Israel's military employs a wide array of UAVs, including armed craft deployed against Hezbollah and Palestinian Hamas militants.
It is also reported to fly surveillance drones over Iran, presumably to locate targets for threatened pre-emptive strikes against the Islamic Republic's nuclear infrastructure.
Israel reportedly used long-endurance IAI Heron drones to spot Iranian arms consignments bound for Hamas in Gaza across the Red Sea to Sudan in early 2009 -- and to destroy two convoys loaded with weapons in the desert.
With Iran now pushing its growing technological expertise to develop intercontinental ballistic missiles and spy satellites, its efforts to produce long-range UAVs may not be too far off.
"The Karar may well be unarmed and have limited intelligence capabilities," says Rogers, "but its very existence will reverberate …

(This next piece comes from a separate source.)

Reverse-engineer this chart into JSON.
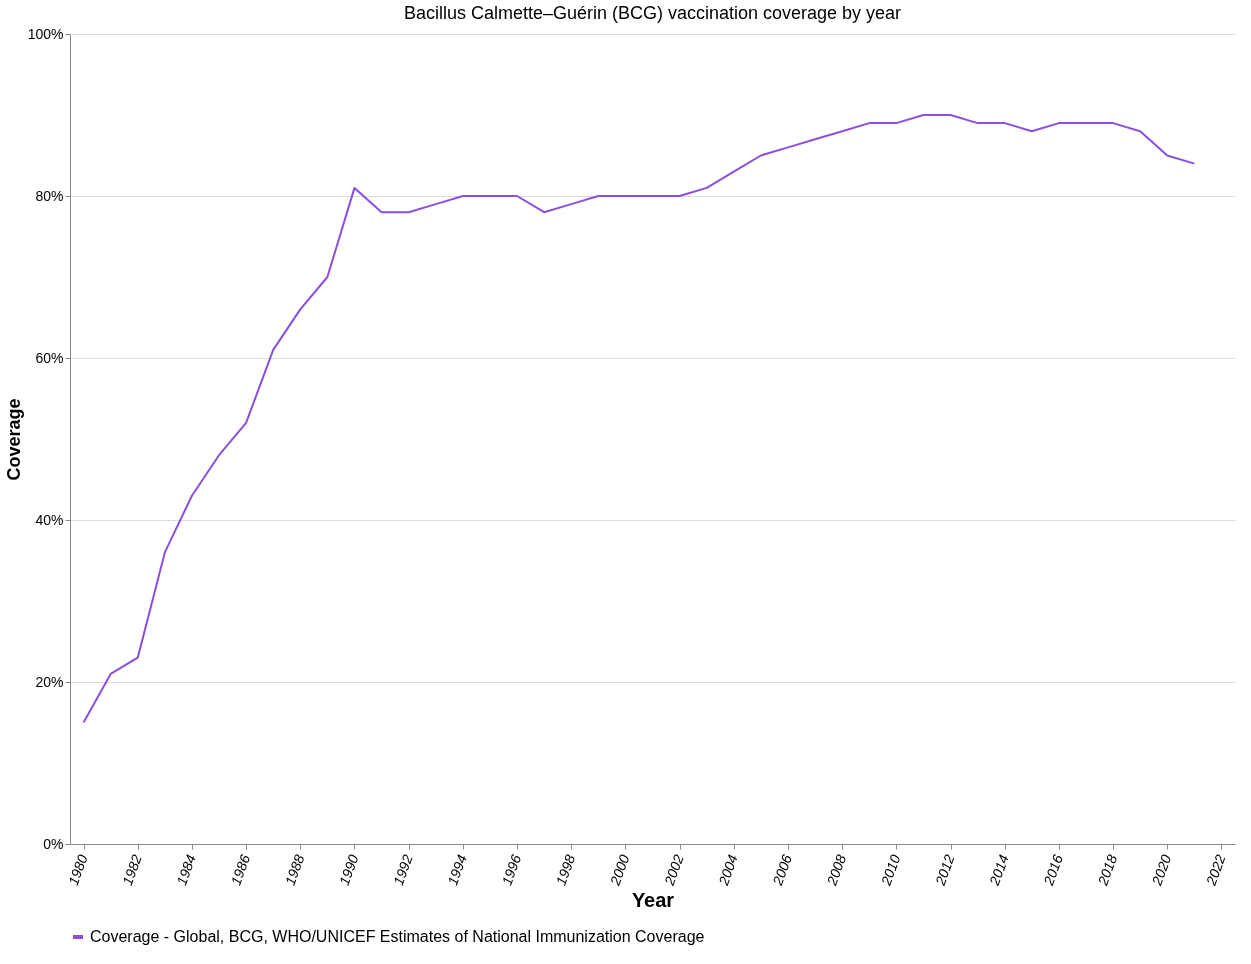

"If the Iranians have been able to develop a long-range drone, then it is more likely that they will attempt to launch reconnaissance drone sorties against Israeli territory -- at a time of their own choosing.
"The military effect will be minimal but the political impact will be very great … The role of drones in asymmetric warfare -- or even just asymmetric psychological warfare -- may come much sooner than many expect."